Video-OPD: Efficient Post-Training of Multimodal Large Language Models for Temporal Video Grounding via On-Policy Distillation
Jiaze Li, Hao Yin, Haoran Xu, Boshen Xu, Wenhui Tan, Zewen He, Jianzhong Ju, Zhenbo Luo, Jian Luan
TL;DR
The paper addresses Temporal Video Grounding (TVG) in multimodal large language models by replacing sparse, episode-level rewards with dense token-level supervision via on-policy distillation. Video-OPD preserves training–inference alignment by sampling trajectories from the current policy and uses a fixed frontier teacher to provide per-token guidance through the reverse KL divergence $D_{KL}(\pi_\theta(\cdot|s_t)\|\pi_{tea}(\cdot|s_t))$, complemented by the TVDF curriculum that prioritizes informative, teacher-reliable trajectories. Empirical results show Video-OPD outperforms GRPO with substantially faster convergence and lower computational cost across standard TVG benchmarks, and TVDF further enhances efficiency. The approach generalizes to broader video understanding tasks, highlighting on-policy distillation as a practical and scalable alternative to traditional RL for long-horizon TVG problems.
Abstract
Reinforcement learning has emerged as a principled post-training paradigm for Temporal Video Grounding (TVG) due to its on-policy optimization, yet existing GRPO-based methods remain fundamentally constrained by sparse reward signals and substantial computational overhead. We propose Video-OPD, an efficient post-training framework for TVG inspired by recent advances in on-policy distillation. Video-OPD optimizes trajectories sampled directly from the current policy, thereby preserving alignment between training and inference distributions, while a frontier teacher supplies dense, token-level supervision via a reverse KL divergence objective. This formulation preserves the on-policy property critical for mitigating distributional shift, while converting sparse, episode-level feedback into fine-grained, step-wise learning signals.
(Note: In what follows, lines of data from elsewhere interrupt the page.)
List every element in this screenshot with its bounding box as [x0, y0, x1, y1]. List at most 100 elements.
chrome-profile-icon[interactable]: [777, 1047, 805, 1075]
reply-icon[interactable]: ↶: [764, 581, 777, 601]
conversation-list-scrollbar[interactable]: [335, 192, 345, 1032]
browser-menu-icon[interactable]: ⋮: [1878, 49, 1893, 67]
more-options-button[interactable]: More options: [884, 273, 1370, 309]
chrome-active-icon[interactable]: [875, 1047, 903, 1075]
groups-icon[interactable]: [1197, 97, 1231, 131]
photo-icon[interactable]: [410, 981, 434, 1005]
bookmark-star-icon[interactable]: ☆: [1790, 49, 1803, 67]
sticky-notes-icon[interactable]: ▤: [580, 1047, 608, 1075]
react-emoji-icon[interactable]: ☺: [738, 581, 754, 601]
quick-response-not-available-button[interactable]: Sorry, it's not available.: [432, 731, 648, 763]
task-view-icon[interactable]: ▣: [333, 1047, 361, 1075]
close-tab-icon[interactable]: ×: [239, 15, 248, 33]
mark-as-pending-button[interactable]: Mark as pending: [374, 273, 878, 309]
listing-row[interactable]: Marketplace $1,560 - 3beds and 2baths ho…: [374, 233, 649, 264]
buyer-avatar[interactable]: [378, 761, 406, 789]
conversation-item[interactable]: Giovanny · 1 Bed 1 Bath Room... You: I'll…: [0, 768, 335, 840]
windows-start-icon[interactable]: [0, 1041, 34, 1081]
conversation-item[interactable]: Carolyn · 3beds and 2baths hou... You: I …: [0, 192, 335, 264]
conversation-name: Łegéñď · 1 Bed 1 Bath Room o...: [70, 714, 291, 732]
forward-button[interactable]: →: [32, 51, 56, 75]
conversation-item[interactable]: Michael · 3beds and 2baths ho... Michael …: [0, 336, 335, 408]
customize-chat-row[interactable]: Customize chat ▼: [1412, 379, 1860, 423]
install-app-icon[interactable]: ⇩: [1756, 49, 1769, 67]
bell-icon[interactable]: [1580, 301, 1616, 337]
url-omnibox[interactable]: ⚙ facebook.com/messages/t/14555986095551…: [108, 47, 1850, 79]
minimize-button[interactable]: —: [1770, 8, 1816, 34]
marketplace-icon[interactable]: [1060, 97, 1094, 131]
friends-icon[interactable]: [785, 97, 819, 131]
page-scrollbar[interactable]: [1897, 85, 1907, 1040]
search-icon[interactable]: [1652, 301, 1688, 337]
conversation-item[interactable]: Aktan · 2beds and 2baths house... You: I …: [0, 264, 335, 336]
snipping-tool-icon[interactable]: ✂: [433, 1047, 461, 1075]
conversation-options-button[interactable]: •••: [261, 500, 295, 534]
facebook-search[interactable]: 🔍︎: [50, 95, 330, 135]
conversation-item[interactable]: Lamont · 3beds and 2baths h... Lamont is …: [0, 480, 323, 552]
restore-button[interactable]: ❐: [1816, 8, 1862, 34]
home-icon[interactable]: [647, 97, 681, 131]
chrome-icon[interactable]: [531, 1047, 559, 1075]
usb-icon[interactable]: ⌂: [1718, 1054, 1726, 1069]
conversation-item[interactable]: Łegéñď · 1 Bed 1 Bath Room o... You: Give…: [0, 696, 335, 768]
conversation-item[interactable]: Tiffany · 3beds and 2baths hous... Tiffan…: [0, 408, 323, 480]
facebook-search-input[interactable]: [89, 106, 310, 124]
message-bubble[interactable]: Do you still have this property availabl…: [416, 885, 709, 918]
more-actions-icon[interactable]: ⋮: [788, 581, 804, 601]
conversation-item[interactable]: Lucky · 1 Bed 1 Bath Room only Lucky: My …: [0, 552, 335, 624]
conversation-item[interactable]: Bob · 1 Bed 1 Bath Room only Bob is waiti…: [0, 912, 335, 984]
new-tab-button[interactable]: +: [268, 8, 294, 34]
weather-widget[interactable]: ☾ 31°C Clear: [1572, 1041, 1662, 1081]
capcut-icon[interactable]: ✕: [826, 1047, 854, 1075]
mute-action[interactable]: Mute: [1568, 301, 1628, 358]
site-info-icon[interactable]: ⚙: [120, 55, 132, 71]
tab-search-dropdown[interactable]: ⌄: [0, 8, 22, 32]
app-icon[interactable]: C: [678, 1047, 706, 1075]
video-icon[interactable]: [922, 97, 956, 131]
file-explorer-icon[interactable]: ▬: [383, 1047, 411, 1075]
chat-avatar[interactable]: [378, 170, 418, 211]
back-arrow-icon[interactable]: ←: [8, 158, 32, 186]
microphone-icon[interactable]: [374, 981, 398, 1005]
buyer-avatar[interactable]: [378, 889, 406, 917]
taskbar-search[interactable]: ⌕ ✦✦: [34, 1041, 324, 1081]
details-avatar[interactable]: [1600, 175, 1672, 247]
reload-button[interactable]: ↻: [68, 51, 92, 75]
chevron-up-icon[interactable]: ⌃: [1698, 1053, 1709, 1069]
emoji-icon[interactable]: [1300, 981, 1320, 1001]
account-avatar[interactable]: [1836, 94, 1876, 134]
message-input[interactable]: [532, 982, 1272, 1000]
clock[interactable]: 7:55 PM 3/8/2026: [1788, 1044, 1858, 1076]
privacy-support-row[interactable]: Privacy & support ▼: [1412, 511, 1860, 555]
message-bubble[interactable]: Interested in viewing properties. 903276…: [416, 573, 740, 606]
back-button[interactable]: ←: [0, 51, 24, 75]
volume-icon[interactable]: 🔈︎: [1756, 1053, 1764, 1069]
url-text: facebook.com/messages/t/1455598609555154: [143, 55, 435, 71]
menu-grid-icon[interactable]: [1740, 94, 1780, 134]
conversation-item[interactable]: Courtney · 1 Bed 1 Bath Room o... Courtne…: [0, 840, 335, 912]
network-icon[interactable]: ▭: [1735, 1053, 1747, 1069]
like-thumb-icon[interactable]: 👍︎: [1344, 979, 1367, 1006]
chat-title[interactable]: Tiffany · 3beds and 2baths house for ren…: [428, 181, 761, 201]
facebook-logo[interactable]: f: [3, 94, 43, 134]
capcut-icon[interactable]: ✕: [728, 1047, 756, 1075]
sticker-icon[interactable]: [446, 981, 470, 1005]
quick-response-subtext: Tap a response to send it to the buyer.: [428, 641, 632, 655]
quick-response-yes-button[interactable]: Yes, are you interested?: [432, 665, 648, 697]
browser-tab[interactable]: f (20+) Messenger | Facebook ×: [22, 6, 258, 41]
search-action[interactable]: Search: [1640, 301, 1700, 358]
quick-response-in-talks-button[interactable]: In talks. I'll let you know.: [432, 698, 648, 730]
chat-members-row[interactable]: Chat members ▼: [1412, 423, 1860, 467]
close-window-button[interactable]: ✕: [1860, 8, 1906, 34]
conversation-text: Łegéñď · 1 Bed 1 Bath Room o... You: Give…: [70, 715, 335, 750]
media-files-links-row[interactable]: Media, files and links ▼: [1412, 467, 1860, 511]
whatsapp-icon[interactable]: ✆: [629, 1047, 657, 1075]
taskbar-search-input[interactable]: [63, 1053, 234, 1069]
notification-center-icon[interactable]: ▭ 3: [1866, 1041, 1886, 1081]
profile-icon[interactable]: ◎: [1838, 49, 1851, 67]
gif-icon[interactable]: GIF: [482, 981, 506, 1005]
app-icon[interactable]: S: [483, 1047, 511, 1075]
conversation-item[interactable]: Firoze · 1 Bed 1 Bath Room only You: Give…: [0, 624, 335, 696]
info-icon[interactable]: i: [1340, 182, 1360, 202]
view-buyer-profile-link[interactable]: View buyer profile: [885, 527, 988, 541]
Building on Video-OPD, we introduce Teacher-Validated Disagreement Focusing (TVDF), a lightweight training curriculum that iteratively prioritizes trajectories that are both teacher-reliable and maximally informative for the student, thereby improving training efficiency. Empirical results demonstrate that Video-OPD consistently outperforms GRPO while achieving substantially faster convergence and lower computational cost, establishing on-policy distillation as an effective alternative to conventional reinforcement learning for TVG.